THOMSON, Harry Craufuird. The Chitral Campaign. A Narrative of Events in Chitral, Swat and Bajour. London, Heinemann, 1895.
8vo. Original red pictorial cloth, top edge gilt; pp. xviii, 312, 4, (advertisements), platts after photographs, 4 maps and plans; cloth a bit marked, internally, apart from light spotting here and there, a very good copy.
First edition of a book on the Chitral campaign, written from an unusual perspective. Thomson happened to be on a business trip in India, when he heard 'that a force was to be sent through Swat and Bajour to relieve the beleaguered garrison of Chitral' (p. vii). He had been close to the North West frontier earlier with an interest in Hellenistic Buddhist relics, the Pathans and ancient cities of the region. He joined the expeditionary force as a press correspondent and witnessed some action.

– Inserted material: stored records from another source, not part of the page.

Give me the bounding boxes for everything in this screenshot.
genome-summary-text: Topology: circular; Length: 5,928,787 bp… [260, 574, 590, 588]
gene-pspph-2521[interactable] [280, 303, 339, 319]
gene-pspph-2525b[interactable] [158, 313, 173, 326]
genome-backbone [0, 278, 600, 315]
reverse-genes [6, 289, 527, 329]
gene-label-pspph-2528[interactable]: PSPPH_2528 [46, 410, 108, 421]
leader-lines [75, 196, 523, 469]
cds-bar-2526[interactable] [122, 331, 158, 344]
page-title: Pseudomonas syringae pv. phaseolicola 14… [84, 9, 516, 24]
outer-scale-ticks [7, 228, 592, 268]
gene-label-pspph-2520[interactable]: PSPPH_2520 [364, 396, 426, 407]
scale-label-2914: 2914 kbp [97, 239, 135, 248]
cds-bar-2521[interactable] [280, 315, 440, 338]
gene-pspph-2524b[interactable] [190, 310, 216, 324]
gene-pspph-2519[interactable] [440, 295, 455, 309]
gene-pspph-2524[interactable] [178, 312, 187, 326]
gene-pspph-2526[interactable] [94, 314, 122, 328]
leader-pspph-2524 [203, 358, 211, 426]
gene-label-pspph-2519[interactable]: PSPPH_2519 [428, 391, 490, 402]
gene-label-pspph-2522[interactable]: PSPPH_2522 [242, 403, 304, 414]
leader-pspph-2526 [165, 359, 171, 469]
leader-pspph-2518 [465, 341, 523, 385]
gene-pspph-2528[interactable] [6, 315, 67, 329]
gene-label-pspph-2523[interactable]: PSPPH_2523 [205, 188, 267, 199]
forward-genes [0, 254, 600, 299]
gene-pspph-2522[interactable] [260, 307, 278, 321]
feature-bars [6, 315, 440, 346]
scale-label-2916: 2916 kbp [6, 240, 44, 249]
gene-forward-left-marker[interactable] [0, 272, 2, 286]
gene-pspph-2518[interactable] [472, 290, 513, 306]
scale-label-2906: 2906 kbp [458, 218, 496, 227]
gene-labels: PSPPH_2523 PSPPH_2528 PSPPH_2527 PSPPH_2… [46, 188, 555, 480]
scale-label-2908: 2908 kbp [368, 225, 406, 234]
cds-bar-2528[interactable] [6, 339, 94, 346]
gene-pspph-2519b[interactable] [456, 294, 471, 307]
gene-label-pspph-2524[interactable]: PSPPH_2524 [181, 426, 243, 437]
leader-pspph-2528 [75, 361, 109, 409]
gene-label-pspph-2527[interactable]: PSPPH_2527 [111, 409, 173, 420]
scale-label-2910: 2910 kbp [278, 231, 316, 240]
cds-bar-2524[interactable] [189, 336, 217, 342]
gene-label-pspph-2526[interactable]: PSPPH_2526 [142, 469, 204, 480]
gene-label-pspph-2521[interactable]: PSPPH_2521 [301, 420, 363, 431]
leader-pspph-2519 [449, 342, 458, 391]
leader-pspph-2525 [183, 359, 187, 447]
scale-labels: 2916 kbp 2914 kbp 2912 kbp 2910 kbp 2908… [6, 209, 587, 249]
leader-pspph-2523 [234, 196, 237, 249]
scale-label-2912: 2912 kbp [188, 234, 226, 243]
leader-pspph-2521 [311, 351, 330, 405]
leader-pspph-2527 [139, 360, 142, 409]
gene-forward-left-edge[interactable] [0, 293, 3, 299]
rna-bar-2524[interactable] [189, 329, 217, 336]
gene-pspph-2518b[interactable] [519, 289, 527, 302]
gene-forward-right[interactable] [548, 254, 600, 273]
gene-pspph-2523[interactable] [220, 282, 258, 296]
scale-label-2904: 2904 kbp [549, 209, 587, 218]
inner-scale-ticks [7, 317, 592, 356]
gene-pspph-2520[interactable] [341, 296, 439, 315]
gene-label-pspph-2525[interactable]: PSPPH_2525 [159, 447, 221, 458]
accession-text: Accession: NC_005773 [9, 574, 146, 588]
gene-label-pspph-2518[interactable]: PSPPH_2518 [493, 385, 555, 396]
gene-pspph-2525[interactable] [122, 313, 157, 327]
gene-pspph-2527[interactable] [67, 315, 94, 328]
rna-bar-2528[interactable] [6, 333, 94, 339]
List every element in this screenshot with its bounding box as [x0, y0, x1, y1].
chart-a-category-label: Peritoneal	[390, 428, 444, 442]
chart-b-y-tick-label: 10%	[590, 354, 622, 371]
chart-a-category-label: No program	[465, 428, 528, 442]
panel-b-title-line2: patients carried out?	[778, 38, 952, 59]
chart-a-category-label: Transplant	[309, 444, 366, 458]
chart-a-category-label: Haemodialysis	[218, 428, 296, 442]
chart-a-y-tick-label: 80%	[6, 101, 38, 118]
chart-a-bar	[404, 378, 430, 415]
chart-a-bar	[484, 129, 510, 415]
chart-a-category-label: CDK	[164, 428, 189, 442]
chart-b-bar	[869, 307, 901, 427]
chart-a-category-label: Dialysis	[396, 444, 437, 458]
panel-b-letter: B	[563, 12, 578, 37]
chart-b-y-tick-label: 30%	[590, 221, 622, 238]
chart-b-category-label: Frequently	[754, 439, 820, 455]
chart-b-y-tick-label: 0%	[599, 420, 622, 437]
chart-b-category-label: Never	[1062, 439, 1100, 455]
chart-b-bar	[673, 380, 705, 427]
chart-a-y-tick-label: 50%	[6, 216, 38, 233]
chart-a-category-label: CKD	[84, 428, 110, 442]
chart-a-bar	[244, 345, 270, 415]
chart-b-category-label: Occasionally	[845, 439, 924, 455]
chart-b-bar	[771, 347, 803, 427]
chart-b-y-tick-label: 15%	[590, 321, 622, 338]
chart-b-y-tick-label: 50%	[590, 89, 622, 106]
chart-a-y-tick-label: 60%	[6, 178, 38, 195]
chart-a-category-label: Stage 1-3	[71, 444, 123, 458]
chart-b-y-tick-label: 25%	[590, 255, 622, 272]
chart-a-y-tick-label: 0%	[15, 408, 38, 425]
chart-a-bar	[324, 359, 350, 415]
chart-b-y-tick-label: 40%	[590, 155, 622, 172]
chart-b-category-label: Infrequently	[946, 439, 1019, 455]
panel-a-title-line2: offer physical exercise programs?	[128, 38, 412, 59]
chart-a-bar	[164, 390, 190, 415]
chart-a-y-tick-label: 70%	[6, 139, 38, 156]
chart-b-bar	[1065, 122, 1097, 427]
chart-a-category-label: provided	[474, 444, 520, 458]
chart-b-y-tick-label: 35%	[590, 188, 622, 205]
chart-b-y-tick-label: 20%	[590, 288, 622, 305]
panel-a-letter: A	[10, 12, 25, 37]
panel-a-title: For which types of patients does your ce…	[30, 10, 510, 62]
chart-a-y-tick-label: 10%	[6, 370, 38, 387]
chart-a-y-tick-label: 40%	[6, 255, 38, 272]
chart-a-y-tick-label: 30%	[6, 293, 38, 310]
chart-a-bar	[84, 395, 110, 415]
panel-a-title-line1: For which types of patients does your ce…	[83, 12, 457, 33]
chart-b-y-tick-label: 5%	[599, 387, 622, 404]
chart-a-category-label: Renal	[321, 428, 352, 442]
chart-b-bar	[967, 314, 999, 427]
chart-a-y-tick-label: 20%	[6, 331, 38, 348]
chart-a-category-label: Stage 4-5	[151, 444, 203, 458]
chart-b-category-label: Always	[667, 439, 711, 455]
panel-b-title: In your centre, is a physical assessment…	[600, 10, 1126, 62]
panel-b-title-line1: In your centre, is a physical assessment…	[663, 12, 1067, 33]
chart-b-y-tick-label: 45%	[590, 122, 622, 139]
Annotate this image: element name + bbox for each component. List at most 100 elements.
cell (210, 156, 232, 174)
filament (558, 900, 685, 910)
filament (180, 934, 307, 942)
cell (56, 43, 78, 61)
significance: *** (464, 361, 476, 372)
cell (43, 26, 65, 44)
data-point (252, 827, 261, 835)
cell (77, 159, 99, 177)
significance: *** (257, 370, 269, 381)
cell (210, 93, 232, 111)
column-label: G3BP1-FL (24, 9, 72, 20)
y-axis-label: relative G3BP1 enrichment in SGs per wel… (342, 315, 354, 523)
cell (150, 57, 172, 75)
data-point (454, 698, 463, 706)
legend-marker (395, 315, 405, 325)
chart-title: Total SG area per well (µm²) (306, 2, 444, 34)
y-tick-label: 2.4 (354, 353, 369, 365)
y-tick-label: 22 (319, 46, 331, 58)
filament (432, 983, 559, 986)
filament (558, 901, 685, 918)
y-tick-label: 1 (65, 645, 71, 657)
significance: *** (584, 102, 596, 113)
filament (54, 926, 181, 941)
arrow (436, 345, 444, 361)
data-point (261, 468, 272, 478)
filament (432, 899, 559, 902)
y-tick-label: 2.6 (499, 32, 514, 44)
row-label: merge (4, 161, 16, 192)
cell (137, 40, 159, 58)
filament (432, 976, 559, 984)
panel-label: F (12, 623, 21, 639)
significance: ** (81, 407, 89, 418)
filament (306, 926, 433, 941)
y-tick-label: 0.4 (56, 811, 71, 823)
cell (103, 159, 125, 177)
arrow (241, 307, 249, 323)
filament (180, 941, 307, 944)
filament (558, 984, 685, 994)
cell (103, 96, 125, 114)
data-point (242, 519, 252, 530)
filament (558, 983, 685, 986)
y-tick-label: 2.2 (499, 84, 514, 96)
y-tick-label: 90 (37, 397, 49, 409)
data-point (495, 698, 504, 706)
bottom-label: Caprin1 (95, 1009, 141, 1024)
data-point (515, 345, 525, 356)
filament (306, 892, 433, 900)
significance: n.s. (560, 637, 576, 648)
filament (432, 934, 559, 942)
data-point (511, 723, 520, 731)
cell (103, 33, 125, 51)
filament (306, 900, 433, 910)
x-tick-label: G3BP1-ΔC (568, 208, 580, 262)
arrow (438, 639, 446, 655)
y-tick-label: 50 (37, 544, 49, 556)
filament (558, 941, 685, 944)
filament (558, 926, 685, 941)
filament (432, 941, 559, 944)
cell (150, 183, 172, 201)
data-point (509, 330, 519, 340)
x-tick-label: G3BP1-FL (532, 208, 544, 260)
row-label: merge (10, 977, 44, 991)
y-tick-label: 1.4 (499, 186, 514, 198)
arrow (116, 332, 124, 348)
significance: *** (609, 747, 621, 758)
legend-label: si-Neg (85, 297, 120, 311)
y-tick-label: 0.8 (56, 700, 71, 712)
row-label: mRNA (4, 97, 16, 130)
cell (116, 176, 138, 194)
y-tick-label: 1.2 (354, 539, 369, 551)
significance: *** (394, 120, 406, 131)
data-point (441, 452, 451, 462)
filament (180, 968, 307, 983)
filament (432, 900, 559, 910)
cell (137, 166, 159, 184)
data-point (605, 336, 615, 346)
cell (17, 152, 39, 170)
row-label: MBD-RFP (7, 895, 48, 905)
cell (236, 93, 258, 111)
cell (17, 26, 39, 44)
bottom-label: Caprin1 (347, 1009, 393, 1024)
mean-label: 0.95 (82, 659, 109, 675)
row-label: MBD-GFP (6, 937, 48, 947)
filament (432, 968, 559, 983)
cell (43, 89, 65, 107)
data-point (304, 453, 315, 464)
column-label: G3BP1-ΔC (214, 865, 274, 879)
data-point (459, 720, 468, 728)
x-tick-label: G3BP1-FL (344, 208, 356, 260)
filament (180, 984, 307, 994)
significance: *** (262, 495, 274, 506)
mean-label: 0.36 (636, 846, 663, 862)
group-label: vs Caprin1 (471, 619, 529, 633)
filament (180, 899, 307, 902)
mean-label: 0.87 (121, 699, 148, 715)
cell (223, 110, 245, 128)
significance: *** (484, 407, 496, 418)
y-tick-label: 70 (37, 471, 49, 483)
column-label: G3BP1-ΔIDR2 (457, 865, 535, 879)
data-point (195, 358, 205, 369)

Provenance: From the library of the mountaineer and soldier Tony Streather (1926-2018), who had come 'to mountain climbing by chance. Staying on in the subcontinent after independence and partition between India and Pakistan, as aide-de-camp to the governor of North West Frontier Province, Streather was the last British officer serving under a Pakistani commanding officer when, in 1950, a Norwegian expedition led by the ecologist Arne Næss arrived in the region with the intention of climbing Tirich Mir (7,708m), the highest mountain in the Hindu Kush' (obiturary in The Guardian). Further high-altitude exploits included joining the 1953 American Karakoram Expedition to K-2 (reaching 7,800m), and participating in the first ascent of Kangchenjunga, the third highest mountain in the world in 1955. This made him the first man ever to climb two peaks of over 25,000 feet.